When war broke out on 25 June 1950, the US Army and the Signal Corps were undermanned and ill-equipped. The Corps brought up Reserve signal officers and units and expanded training facilities. There were shortages of various critical components; the equipment was old, mostly WWII era; wire still primarily used; and signalmen struggled to string wire through inhospitable terrain.
These men also made excellent targets for the enemy ambushes. The enemy and fleeing civilians often cut lines making the use of messengers necessary and vital. For long distances, VHF and microwave proved to be the backbone of Eight Army communications. It was flexible enough to keep up with the infantry in its rapid moves that characterized the fighting of 1950-1951. But wire remained number one in their hearts.
While much of the equipment resembled that used in WWII, the Signal Regiment did introduce new devices and innovations as the AN/GRC-26, mobile radiotelephone station; an improved ground radar to locate mortar emplacements; L-5 aircraft were used to deliver up to 34,000 pounds of messages a month; and used planes and helicopters were used to lay wire in rough terrain.

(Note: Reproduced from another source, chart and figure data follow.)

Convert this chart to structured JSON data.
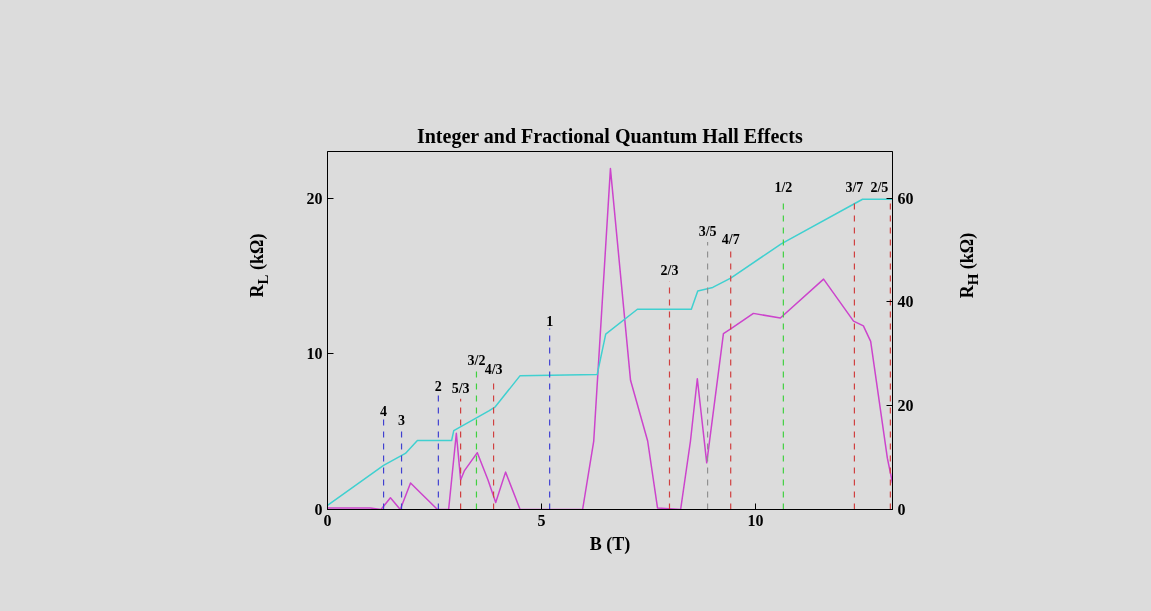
{
  "chart_data": {
    "type": "line",
    "title": "Integer and Fractional Quantum Hall Effects",
    "xlabel": "B (T)",
    "ylabel": "R$_{L}$ (kΩ)",
    "y2label": "R$_{H}$ (kΩ)",
    "xlim": [
      0,
      13.2
    ],
    "ylim": [
      0,
      23
    ],
    "y2lim": [
      0,
      69
    ],
    "xticks": [
      0,
      5,
      10
    ],
    "yticks": [
      0,
      10,
      20
    ],
    "y2ticks": [
      0,
      20,
      40,
      60
    ],
    "grid": false,
    "series": [
      {
        "color": "#cc44cc",
        "x": [
          0,
          0.5,
          1.0,
          1.25,
          1.47,
          1.7,
          1.94,
          2.2,
          2.57,
          2.83,
          3.01,
          3.11,
          3.2,
          3.5,
          3.75,
          3.93,
          4.16,
          4.5,
          5.96,
          6.22,
          6.61,
          7.08,
          7.48,
          7.71,
          8.25,
          8.48,
          8.64,
          8.86,
          9.25,
          9.42,
          9.95,
          10.58,
          11.59,
          12.29,
          12.52,
          12.69,
          13.08,
          13.2
        ],
        "values": [
          0.1,
          0.1,
          0.1,
          0.0,
          0.75,
          0.0,
          1.7,
          1.0,
          0.0,
          0.0,
          4.9,
          1.9,
          2.5,
          3.65,
          1.9,
          0.45,
          2.4,
          0.0,
          0.0,
          4.4,
          21.9,
          8.3,
          4.4,
          0.1,
          0.0,
          4.4,
          8.4,
          3.0,
          11.3,
          11.6,
          12.6,
          12.3,
          14.8,
          12.1,
          11.8,
          10.8,
          3.3,
          1.7
        ]
      },
      {
        "color": "#40d0d0",
        "axis": "y2",
        "x": [
          0,
          1.31,
          1.82,
          2.1,
          2.9,
          2.95,
          3.77,
          3.92,
          4.5,
          6.3,
          6.5,
          7.24,
          7.6,
          8.5,
          8.65,
          9.0,
          9.42,
          10.6,
          12.5,
          13.2
        ],
        "values": [
          0.8,
          8.5,
          10.8,
          13.3,
          13.3,
          15.2,
          19.0,
          19.8,
          25.8,
          26.0,
          33.8,
          38.6,
          38.6,
          38.6,
          42.1,
          42.8,
          44.6,
          51.2,
          59.8,
          59.8
        ]
      }
    ],
    "ref_lines": [
      {
        "axis": "x",
        "value": 1.31,
        "color": "#4040d0",
        "line_style": "dashed"
      },
      {
        "axis": "x",
        "value": 1.73,
        "color": "#4040d0",
        "line_style": "dashed"
      },
      {
        "axis": "x",
        "value": 2.59,
        "color": "#4040d0",
        "line_style": "dashed"
      },
      {
        "axis": "x",
        "value": 3.11,
        "color": "#d04040",
        "line_style": "dashed"
      },
      {
        "axis": "x",
        "value": 3.48,
        "color": "#40d040",
        "line_style": "dashed"
      },
      {
        "axis": "x",
        "value": 3.88,
        "color": "#d04040",
        "line_style": "dashed"
      },
      {
        "axis": "x",
        "value": 5.19,
        "color": "#4040d0",
        "line_style": "dashed"
      },
      {
        "axis": "x",
        "value": 7.99,
        "color": "#d04040",
        "line_style": "dashed"
      },
      {
        "axis": "x",
        "value": 8.88,
        "color": "#909090",
        "line_style": "dashed"
      },
      {
        "axis": "x",
        "value": 9.42,
        "color": "#d04040",
        "line_style": "dashed"
      },
      {
        "axis": "x",
        "value": 10.65,
        "color": "#40d040",
        "line_style": "dashed"
      },
      {
        "axis": "x",
        "value": 12.31,
        "color": "#d04040",
        "line_style": "dashed"
      },
      {
        "axis": "x",
        "value": 13.15,
        "color": "#d04040",
        "line_style": "dashed"
      }
    ],
    "annotations": [
      "4",
      "3",
      "2",
      "5/3",
      "3/2",
      "4/3",
      "1",
      "2/3",
      "3/5",
      "4/7",
      "1/2",
      "3/7",
      "2/5"
    ]
  }
}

The Korean War brought more challenges to the members of the Regiment than any war previous. Fixed signal stations were prime targets for the enemy and the hostilities produced 334 casualties from the Signal Regiment. CPT Walt Bundy and LT George Mannan were posthumously awarded distinguished service crosses for their actions on 1-2 OCT 1950. During a night infiltration, they covered the escape of seventeen enlisted soldiers from their overrun position at the cost of their own lives. Others who rose above and beyond the call of duty in a hostile new kind of war were the soldiers of the 272d Signal Construction Co. One of several all-black units, the 272d participated in six campaigns between 1950 and 1951, and earned a Meritorious Unit Commendation.